Guilherme Carvalhal — Naquela ala do hospital

 

 

 

Quando os enfermeiros chegaram para a troca de plantão às sete da manhã na ala psiquiátrica, assustaram-se com o paciente amarrado a cordas na cama e visivelmente dopado. Janaína, que assumia a chefia de enfermagem, vasculhou a ficha e se espantou com a dose de medicação aplicada, não conveniente para tratar um paciente, mas para dar um cala a boca em uma pessoa desagradável.

A ficha daquele paciente indicava problemas de alcoolismo, que desencadeava em ímpetos suicidas e crises de alucinação. Deu entrada às nove da noite, salvo por um grupo de passantes que o encontrou na beirada da ponte falando em se jogar e o impediu. Depois acionados, os bombeiros o levaram àquela unidade.

Janaína, sem compreender a lógica do que ocorreu,o questionou o chefe da farmácia acerca da hiperdosagem. Ele pareceu acuado, com aquele jeito de quem sabe que errou e se confunde quando o colocam contra a parede. Explicou que o paciente estava exaltado, mas não furioso. Xingava e ofendia, movimentava-se muito, às vezes incorrendo em violência, porém sem em momento algum colocar em risco a segurança sua, dos profissionais, das demais pessoas nem da integridade física do hospital:

— Se ele não apresentou perigo, por que você liberou esses medicamentos? O médico prescreveu isso?

Ele baixou a cabeça, relutante em admitir:

— O médico receitou apenas um calmante, mas ele não parava de incomodar todo mundo. Ficava falando, perturbando. As enfermeiras não estavam mais aguentando. Então eu coloquei esses remédios no prontuário e deixei elas aplicarem.

— E a corda? De quem foi a ideia?

— Aí eu já não sei. É com o seu pessoal.

Nem precisava de explicação para a corda. Alguém deixou de lado qualquer preceito de atendimento humanizado na ala psiquiátrica e resolveu regredir setenta anos na história, imobilizando o paciente ao invés de se preocupar com tratá-lo. Olhou com certa vergonha para aquilo tudo, como se alguma crença em um atendimento decente aos enfermos não passasse de uma utopia improvável.
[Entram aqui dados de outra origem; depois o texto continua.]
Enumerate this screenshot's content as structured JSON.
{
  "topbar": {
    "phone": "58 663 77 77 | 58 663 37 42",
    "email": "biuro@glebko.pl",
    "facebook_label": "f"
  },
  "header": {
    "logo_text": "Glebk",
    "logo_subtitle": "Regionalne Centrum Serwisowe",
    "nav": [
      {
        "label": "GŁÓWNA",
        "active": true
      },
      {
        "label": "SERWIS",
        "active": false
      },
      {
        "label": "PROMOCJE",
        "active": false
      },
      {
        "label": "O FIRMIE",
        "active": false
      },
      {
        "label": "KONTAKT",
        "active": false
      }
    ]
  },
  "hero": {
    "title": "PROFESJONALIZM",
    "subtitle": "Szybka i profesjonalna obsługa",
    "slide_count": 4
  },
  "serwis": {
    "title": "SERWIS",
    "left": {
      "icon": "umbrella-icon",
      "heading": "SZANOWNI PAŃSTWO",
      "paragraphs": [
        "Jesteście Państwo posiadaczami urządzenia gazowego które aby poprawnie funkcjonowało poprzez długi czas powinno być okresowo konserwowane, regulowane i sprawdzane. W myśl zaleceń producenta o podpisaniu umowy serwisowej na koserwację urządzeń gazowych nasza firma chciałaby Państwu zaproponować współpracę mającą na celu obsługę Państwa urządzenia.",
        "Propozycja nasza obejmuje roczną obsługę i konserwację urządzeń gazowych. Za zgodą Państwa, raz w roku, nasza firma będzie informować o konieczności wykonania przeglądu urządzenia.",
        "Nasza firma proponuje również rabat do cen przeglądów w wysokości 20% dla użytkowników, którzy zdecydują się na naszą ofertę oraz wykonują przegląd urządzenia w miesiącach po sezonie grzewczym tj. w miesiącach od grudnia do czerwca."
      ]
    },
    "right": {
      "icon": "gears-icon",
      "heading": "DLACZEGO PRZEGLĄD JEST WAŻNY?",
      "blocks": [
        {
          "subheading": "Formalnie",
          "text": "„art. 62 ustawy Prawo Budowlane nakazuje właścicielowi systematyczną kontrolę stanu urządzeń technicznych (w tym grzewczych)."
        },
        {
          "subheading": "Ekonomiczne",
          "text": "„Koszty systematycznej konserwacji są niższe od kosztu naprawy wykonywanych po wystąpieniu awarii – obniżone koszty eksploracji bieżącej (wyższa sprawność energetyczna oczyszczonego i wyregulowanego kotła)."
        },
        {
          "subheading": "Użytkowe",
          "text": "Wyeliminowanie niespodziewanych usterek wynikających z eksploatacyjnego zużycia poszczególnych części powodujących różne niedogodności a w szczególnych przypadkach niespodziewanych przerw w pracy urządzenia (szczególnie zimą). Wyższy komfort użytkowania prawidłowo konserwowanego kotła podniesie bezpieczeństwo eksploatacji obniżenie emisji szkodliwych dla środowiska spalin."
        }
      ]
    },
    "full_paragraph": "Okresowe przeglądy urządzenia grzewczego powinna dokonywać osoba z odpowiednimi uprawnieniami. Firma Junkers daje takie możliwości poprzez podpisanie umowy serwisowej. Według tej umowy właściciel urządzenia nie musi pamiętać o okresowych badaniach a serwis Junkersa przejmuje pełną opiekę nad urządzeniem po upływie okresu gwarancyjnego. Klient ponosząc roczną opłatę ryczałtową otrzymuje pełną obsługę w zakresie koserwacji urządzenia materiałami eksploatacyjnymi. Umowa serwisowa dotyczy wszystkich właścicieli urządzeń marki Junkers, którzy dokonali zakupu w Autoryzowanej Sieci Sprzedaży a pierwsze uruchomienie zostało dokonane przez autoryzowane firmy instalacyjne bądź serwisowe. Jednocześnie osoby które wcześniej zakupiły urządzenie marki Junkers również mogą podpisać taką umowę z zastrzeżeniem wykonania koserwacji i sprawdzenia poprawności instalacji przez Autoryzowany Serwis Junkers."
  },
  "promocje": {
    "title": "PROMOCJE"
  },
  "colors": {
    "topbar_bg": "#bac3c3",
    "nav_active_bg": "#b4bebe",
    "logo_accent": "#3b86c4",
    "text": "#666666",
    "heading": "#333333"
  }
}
Parou ao lado daquele paciente. Quando ele despertou, sentiu-se incomodado pelo clarão da luz do dia. O sono profundo causado pela medicação mesclada com álcool o deixou desorientado e não reconhecia onde estava. Janaína ajudou-o a se reencontrar, explicando como chegou ali e querendo escutá-lo um pouco. Ele parecia alegre e renovado, sem se dar conta que o doparam e amarraram. Parecia satisfeito com o tratamento, mesmo que o descuido pudesse ter lhe provocado algum mal posterior. Caso ocorresse algo assim, pensaria que não passava de um carma, a punição merecido por seu comportamento. Novamente Janaína pensou em seus estudos: em qual parte da ética da saúde constava que os profissionais eram responsáveis por punir ou ponderar os comportamentos de seus pacientes?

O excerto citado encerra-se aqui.